In the past, debt-saddled customers were often annoyed by Chaturvedi's calls from the open-air office at Aegis BPO Services. But now they seem depressed, defeated. Even the men sob into the phone, several agents said.
...Chaturvedi said she has never seen it so bad. Many of the young employees say they are flabbergasted at just how widespread the financial ruin appears to be.
Talking to so many anguished Americans has taught these agents an important lesson: Live within your means.

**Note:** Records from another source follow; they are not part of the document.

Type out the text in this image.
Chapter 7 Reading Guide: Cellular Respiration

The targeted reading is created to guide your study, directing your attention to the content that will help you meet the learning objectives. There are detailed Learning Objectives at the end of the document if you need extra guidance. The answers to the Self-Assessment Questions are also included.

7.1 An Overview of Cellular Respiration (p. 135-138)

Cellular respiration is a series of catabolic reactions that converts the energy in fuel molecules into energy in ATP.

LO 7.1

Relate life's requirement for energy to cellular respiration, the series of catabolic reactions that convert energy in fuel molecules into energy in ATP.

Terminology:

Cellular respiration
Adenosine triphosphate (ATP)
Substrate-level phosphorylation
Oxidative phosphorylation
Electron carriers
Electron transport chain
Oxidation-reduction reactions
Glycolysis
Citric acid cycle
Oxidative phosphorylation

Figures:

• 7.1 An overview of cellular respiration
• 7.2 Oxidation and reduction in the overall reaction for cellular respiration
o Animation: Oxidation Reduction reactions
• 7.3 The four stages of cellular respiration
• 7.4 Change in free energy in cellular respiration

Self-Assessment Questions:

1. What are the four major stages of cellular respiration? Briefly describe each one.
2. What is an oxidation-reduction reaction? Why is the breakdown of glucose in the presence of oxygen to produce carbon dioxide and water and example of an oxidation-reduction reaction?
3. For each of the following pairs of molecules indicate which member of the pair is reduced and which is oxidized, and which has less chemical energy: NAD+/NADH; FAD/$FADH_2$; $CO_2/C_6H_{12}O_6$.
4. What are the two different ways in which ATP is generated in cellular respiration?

Agents with credit cards are vowing to pay them off every month, even during the upcoming holiday shopping season, when malls feature neon signs advertising flat-screen TVs and air conditioners.
Managers of this call center say they have recently added a seminar on the economic crisis, with PowerPoint slides that graph the financial mess as well as updates on other events that could affect the ability of U.S. debtors to pay their bills, including natural disasters such as Hurricane Ike. The presentation is intended to enable collection agents to bond with their clients, and possibly deflect their excuses.
Since the crisis began, agents have seen call times shoot up dramatically because late payers often want to talk more. More callers have moved. More phones have been disconnected. Clients have started bargaining with agents for discounts on their debts "as if they were haggling at an Indian vegetable market," said Rhoit Chug, assistant vice president of training for Aegis.
...Aparup Sengupta, global chief executive officer and managing director of Aegis, encourages his debt collectors to use a "hospitable Indian touch," meaning less arm-twisting and more emotional therapy.
"This business is a performing art," Sengupta said. "We are part therapists because the core of the issue is that every human being wants to be honorable in life. We don't just push someone into a bad situation. We try to create a real solution."